Ma ciò non deve scoraggiare il teologo nel suo impegno. Al tempo di Paolo la cultura dominante non era pronta ad accogliere il mistero della Croce, ma egli, per fedeltà a Cristo, ne fece il fulcro del suo messaggio. ( (Cf. 1 Cor 2,2; Gal3, 1; 6,14). Il teologo deve essere animato dalla serena fiducia che i valori autenticamente evangelici sono validi per l'uomo e per la donna contemporanei, anche quando essi li ignorano o li trascurano.

 

La verginità è dono e grazia.

Essa è un bene della Chiesa, del quale partecipano anche coloro - senza dubbio la maggior parte -, che non sono chiamati a viverla nella propria carne, ma pur sempre nel proprio cuore.

 

Tocca al teologo indicare le ragioni che possono aiutare l'uomo e la donna del nostro tempo a riscoprire i valori della verginità ; egli deve individuare il linguaggio più adatto per trasmettere i valori evangelici di cui essa è portatrice, mostrare come in molti casi la verginità sia segno

di libertà interiore,

di rispetto dell'altro,

di attenzione ai valori dello Spirito,

di capacità di spingere lo sguardo oltre i confini del mondo temporale (Mt 22,30),

di vivere radicalmente al servizio del Regno.

 

E mi domando: l'impronta verginale che segna la creazione dell'uomo (Gn 2,4-7.22-23) e la sua ricreazione in Cristo, non ha nessuna ispirazione da offrire ai movimenti ecologici del nostro tempo che deplorano tante forme di violenza inferta alla creazione, il degrado della natura, l'inquinamento dell'ambiente ?

 

Soprattutto il teologo deve mostrare ai nostri contemporanei che l'ideale dell'uomo nuovo, perfetto, si è compiuto in Cristo Gesù: Egli è l'Uomo (Gv 19,5).

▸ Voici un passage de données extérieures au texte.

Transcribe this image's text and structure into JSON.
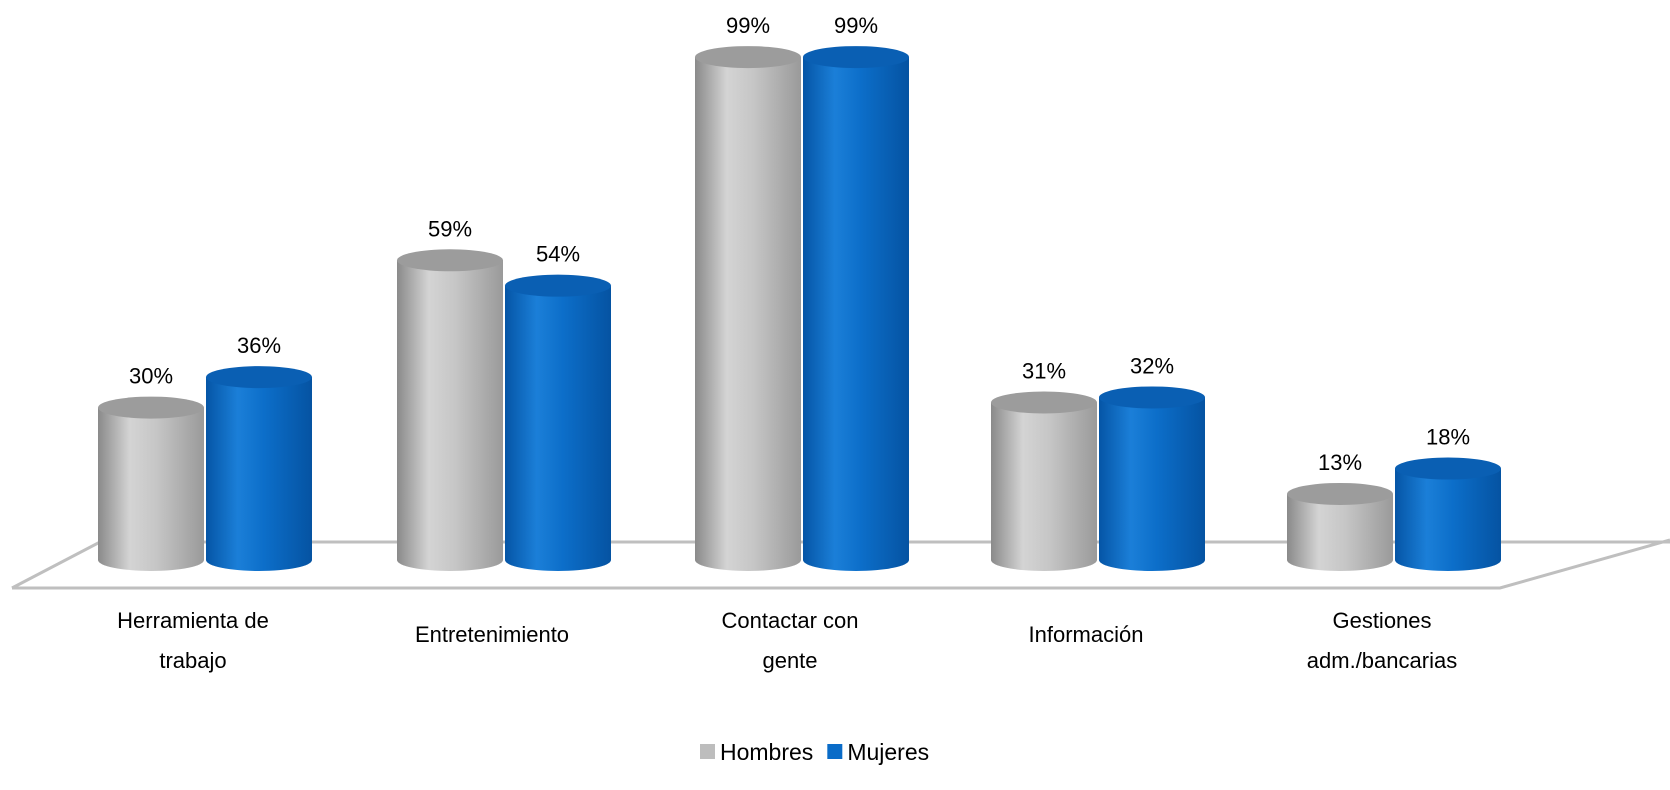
{
  "chart_data": {
    "type": "bar",
    "style": "3d-cylinder",
    "categories": [
      [
        "Herramienta de",
        "trabajo"
      ],
      [
        "Entretenimiento"
      ],
      [
        "Contactar con",
        "gente"
      ],
      [
        "Información"
      ],
      [
        "Gestiones",
        "adm./bancarias"
      ]
    ],
    "series": [
      {
        "name": "Hombres",
        "values": [
          30,
          59,
          99,
          31,
          13
        ],
        "labels": [
          "30%",
          "59%",
          "99%",
          "31%",
          "13%"
        ],
        "color": "#BDBDBD"
      },
      {
        "name": "Mujeres",
        "values": [
          36,
          54,
          99,
          32,
          18
        ],
        "labels": [
          "36%",
          "54%",
          "99%",
          "32%",
          "18%"
        ],
        "color": "#0A6CC8"
      }
    ],
    "title": "",
    "xlabel": "",
    "ylabel": "",
    "ylim": [
      0,
      100
    ],
    "grid": false,
    "legend_position": "bottom-center"
  }
}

In Lui il progetto antropologico di Dio ha raggiunto la perfezione assoluta. Ora nella radice di Cristo - la sua concezione nel grembo di Maria - e nella sua nascita alla vita definitiva - dal sepolcro inviolato - vi è un "elemento verginale" di grande portata in riferimento al suo essere, alla sua esemplarità per tutti i discepoli.